Мой мозг опустел, словно лопнувший воздушный шарик. Я впустил в него немного воздуха.
— Я не святой, а всего лишь второсортный поэт.
Я закурил.
Наконец:
— Ну ладно, что за пророчество?
— Обещание Локара, — ответила она, как будто в объяснении не было необходимости. — Святой спустится с неба и спасет нас в самый последний час, если все танцы Локара будут завершены. Он победит кулак Маллана и вернет нас к жизни.
— Как?
— Как с Браксой и как в храме.
— В храме?
— Вы читали нам его слова, великие, как слова Локара. Вы читали, что «ничто не ново под солнцем», и издевались над этими словами, читая их, — и это было новым. На Марсе никогда не было цветов, — сказала она, — но мы научимся их выращивать. Вы — Святой Насмешник, — кончила она. — Тот, Кто Издевается в Храме. Вы ступали по святыне обутым.
— Но ведь вы проголосовали «нет».
— Это «нет» нашему первоначальному плану. Это — позволение жить ребенку Браксы.
— О!
Сигарета выпала у меня из пальцев.
Как мало я знал!
— А Бракса?
— Она была избрана полпроцессии назад танцевать — в ожидании вас.
— Но она сказала, что Онтро остановит меня.
М'Квайе долго молчала.
— Она никогда не верила в пророчество и убежала, боясь, что оно свершится. Когда вы появились и мы проголосовали, она знала.
— Значит, она не любит меня и никогда не любила.
— Мне жаль, Гэллинджер. Эта часть долга оказалась выше ее сил.
— Долг, — тупо повторил я. — Долгдолгдолгдолг! Трам-тарарам!
— Она передает вам прощальный привет и больше не хочет вас видеть… мы никогда не забудем твоей заповеди, — добавила М'Квайе.
Я вдруг понял, какой чудовищный парадокс заключается в этом чуде. Я сам никогда не верил в свои силы и никогда не поверю в мир, сотворенный даром собственного красноречия.

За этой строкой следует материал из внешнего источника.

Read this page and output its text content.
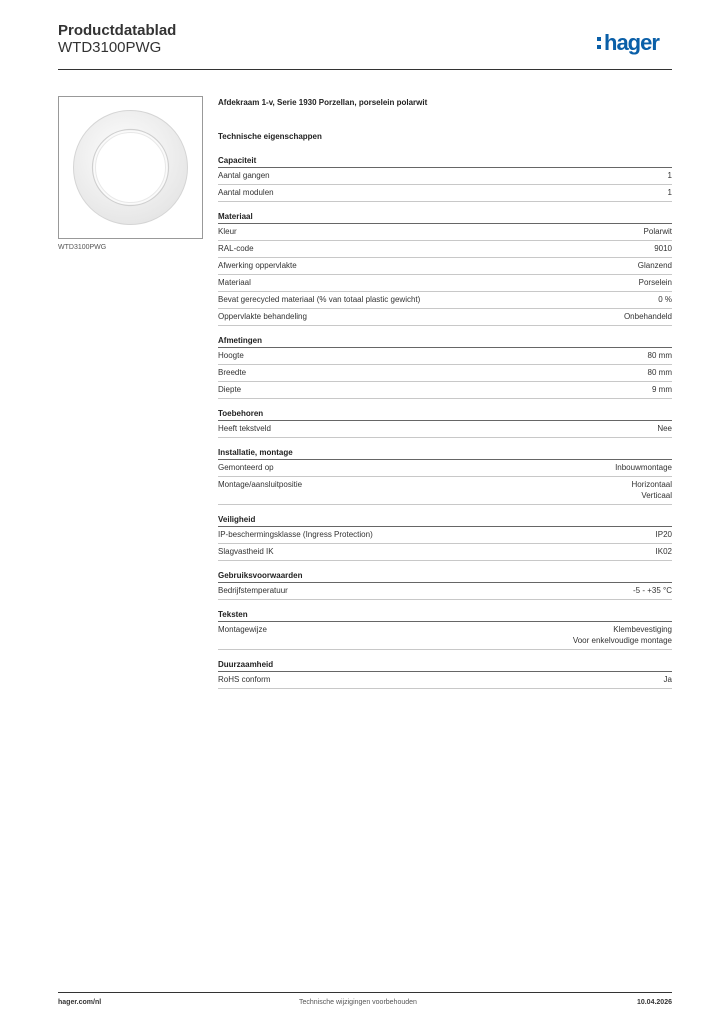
Productdatablad
WTD3100PWG	hager
WTD3100PWG
Afdekraam 1-v, Serie 1930 Porzellan, porselein polarwit
Technische eigenschappen
Capaciteit
Aantal gangen	1
Aantal modulen	1
Materiaal
Kleur	Polarwit
RAL-code	9010
Afwerking oppervlakte	Glanzend
Materiaal	Porselein
Bevat gerecycled materiaal (% van totaal plastic gewicht)	0 %
Oppervlakte behandeling	Onbehandeld
Afmetingen
Hoogte	80 mm
Breedte	80 mm
Diepte	9 mm
Toebehoren
Heeft tekstveld	Nee
Installatie, montage
Gemonteerd op	Inbouwmontage
Montage/aansluitpositie	Horizontaal
Verticaal
Veiligheid
IP-beschermingsklasse (Ingress Protection)	IP20
Slagvastheid IK	IK02
Gebruiksvoorwaarden
Bedrijfstemperatuur	-5 - +35 °C
Teksten
Montagewijze	Klembevestiging
Voor enkelvoudige montage
Duurzaamheid
RoHS conform	Ja
hager.com/nl	Technische wijzigingen voorbehouden	10.04.2026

Как пьяный, я пробормотал:
— М'Нарра.
И вышел в свой последний день на Марсе.
Я победил тебя, Маллан, но победа принадлежит тебе. Отдыхай спокойно на своей звездной постели. Будь проклят!

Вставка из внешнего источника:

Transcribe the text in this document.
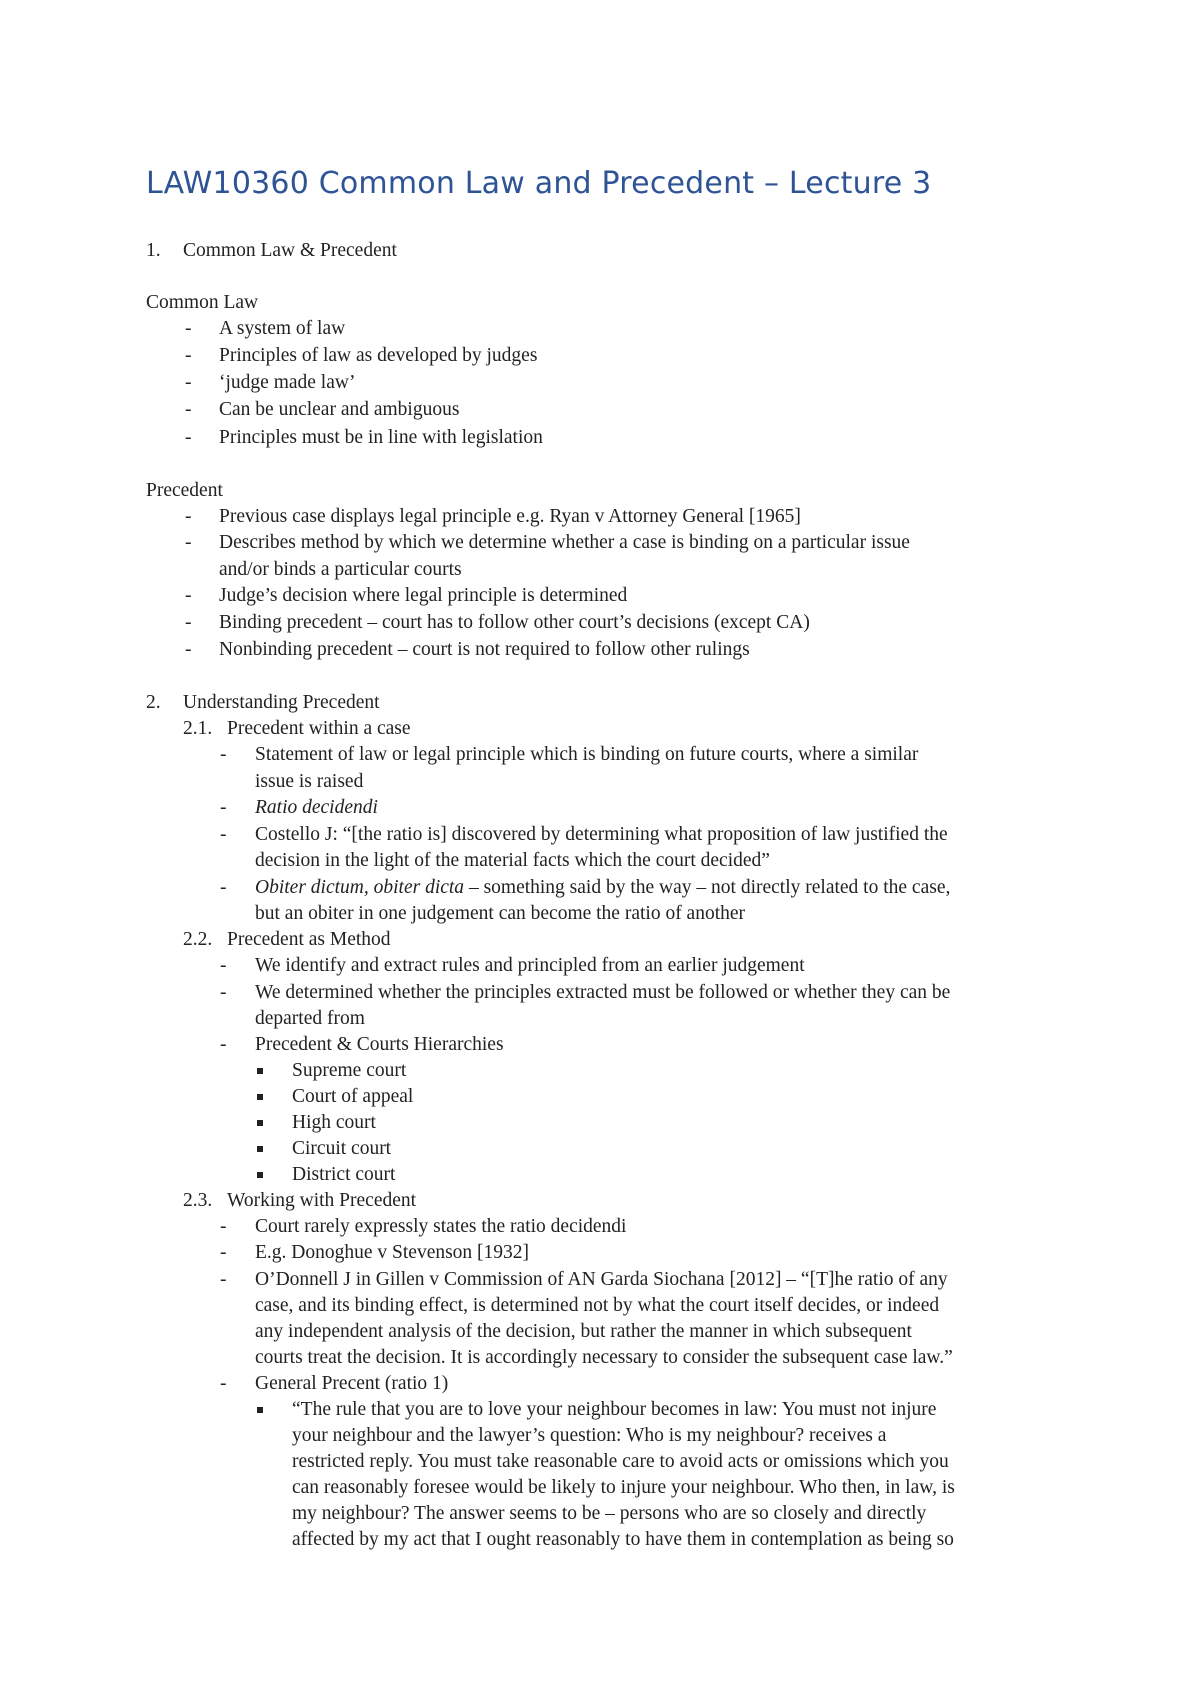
LAW10360 Common Law and Precedent – Lecture 3
1. Common Law & Precedent
Common Law
- A system of law
- Principles of law as developed by judges
- ‘judge made law’
- Can be unclear and ambiguous
- Principles must be in line with legislation
Precedent
- Previous case displays legal principle e.g. Ryan v Attorney General [1965]
- Describes method by which we determine whether a case is binding on a particular issue
and/or binds a particular courts
- Judge’s decision where legal principle is determined
- Binding precedent – court has to follow other court’s decisions (except CA)
- Nonbinding precedent – court is not required to follow other rulings
2. Understanding Precedent
2.1. Precedent within a case
- Statement of law or legal principle which is binding on future courts, where a similar
issue is raised
- Ratio decidendi
- Costello J: “[the ratio is] discovered by determining what proposition of law justified the
decision in the light of the material facts which the court decided”
- Obiter dictum, obiter dicta – something said by the way – not directly related to the case,
but an obiter in one judgement can become the ratio of another
2.2. Precedent as Method
- We identify and extract rules and principled from an earlier judgement
- We determined whether the principles extracted must be followed or whether they can be
departed from
- Precedent & Courts Hierarchies
Supreme court
Court of appeal
High court
Circuit court
District court
2.3. Working with Precedent
- Court rarely expressly states the ratio decidendi
- E.g. Donoghue v Stevenson [1932]
- O’Donnell J in Gillen v Commission of AN Garda Siochana [2012] – “[T]he ratio of any
case, and its binding effect, is determined not by what the court itself decides, or indeed
any independent analysis of the decision, but rather the manner in which subsequent
courts treat the decision. It is accordingly necessary to consider the subsequent case law.”
- General Precent (ratio 1)
“The rule that you are to love your neighbour becomes in law: You must not injure
your neighbour and the lawyer’s question: Who is my neighbour? receives a
restricted reply. You must take reasonable care to avoid acts or omissions which you
can reasonably foresee would be likely to injure your neighbour. Who then, in law, is
my neighbour? The answer seems to be – persons who are so closely and directly
affected by my act that I ought reasonably to have them in contemplation as being so
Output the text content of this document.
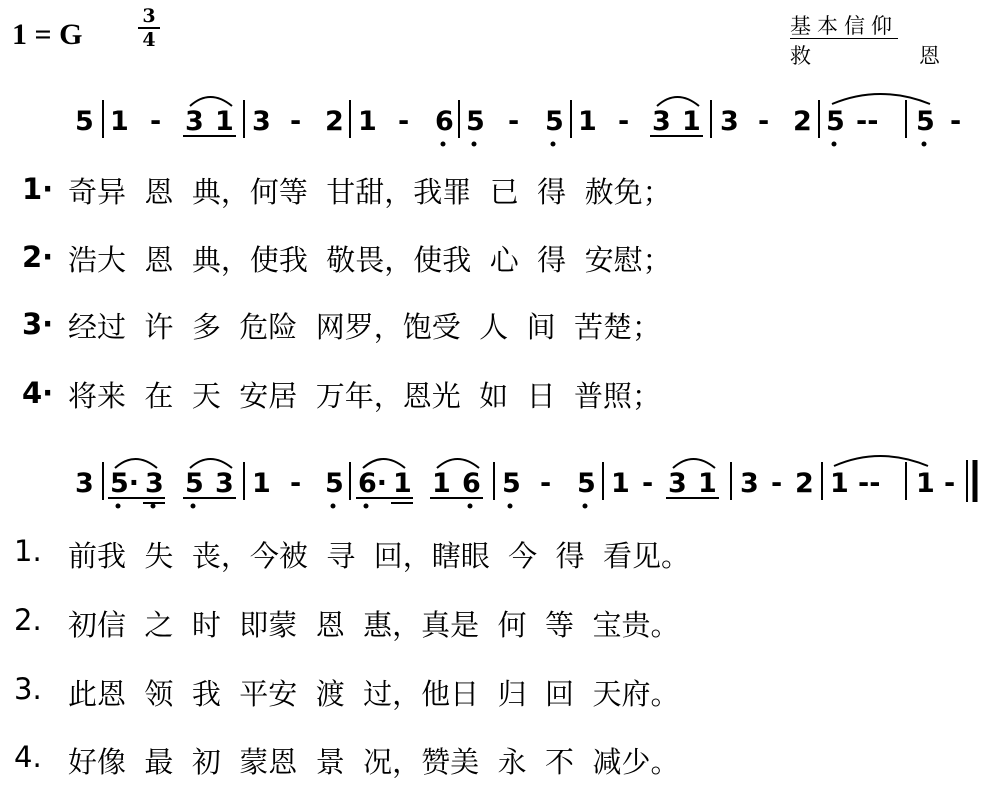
1 = G
3
4
基本信仰
救	恩
5 1 - 3 1 3 - 2 1 - 6 5 - 5 1 - 3 1 3 - 2 5 -- 5 -
3 5· 3 5 3 1 - 5 6· 1 1 6 5 - 5 1 - 3 1 3 - 2 1 -- 1 -
1· 奇异  恩  典，何等  甘甜，我罪  已  得  赦免；
2· 浩大  恩  典，使我  敬畏，使我  心  得  安慰；
3· 经过  许  多  危险  网罗，饱受  人  间  苦楚；
4· 将来  在  天  安居  万年，恩光  如  日  普照；
1. 前我  失  丧，今被  寻  回，瞎眼  今  得  看见。
2. 初信  之  时  即蒙  恩  惠，真是  何  等  宝贵。
3. 此恩  领  我  平安  渡  过，他日  归  回  天府。
4. 好像  最  初  蒙恩  景  况，赞美  永  不  减少。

Вернувшись на корабль пешком, я закрыл дверь каюты и проглотил сорок четыре таблетки снотворного.
Когда наступило пробуждение, я был жив.
Корабельный лазарет. Корпус корабля вибрировал. Я медленно встал и кое-как добрался до иллюминатора.
Марс висел надо мной, как раздутое брюхо. До тех пор, пока не размазался и не заструился по моим щекам.